I also finally get a photo I have been particularly seeking: A pronking springbok.
These small antelope break into a series of stiff-legged leaps high into the air (called pronking) when fleeing a predator, however, young springbok will apparently engage in pronking simply for fun. We have seen a number of them do just this, but I have been unable to capture it on film - until now.
The springbok are followed by a secretary bird. These large birds look a bit like a cross between an eagle and some type of crane. Earlier in the day we had spotted a pair of them and now we get to see one break into flight after a very long sprint across the sand.

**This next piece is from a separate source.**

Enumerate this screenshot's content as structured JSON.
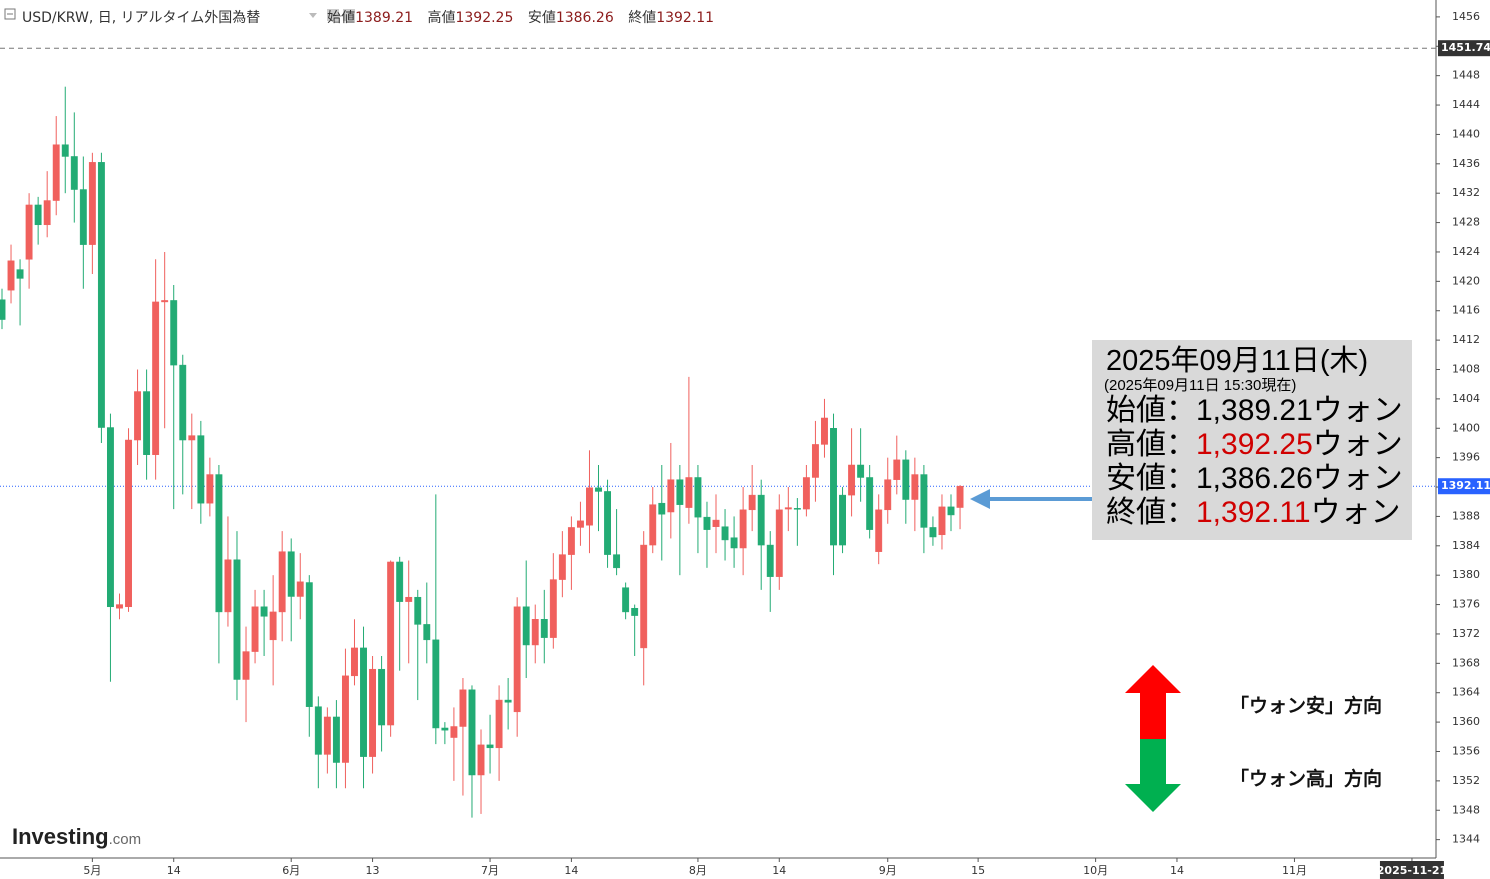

The number of birds here - and particularly the number of large birds - has been a surprise. Besides the korhaans and guineafowl, the kori bustards and secretary birds, and, of course, the ostriches, we regularly see large silver-grey pale chanting goshawks keeping watch from the top of the thorny bushes. There are other, smaller, birds too, but the number of number of large birds in this harsh land is amazing.
We take a round of sunset pictures and then, as we hurry back in the dark, we again get glimpses of the Kalahari's nocturnal life, including glittering eyes that probably belong to the wildcat we had seen in the morning.
Back in camp I notice that the neighborhood jackals that kept watch so intently on our first night have moved on and - aside from what I assume to be barking geckos calling from the entrances of their burrows - the night is still and peaceful.
The moon is bright, making it hard to take in the full extent of the sky and the constellations that dance across it in an unfamiliar jumble.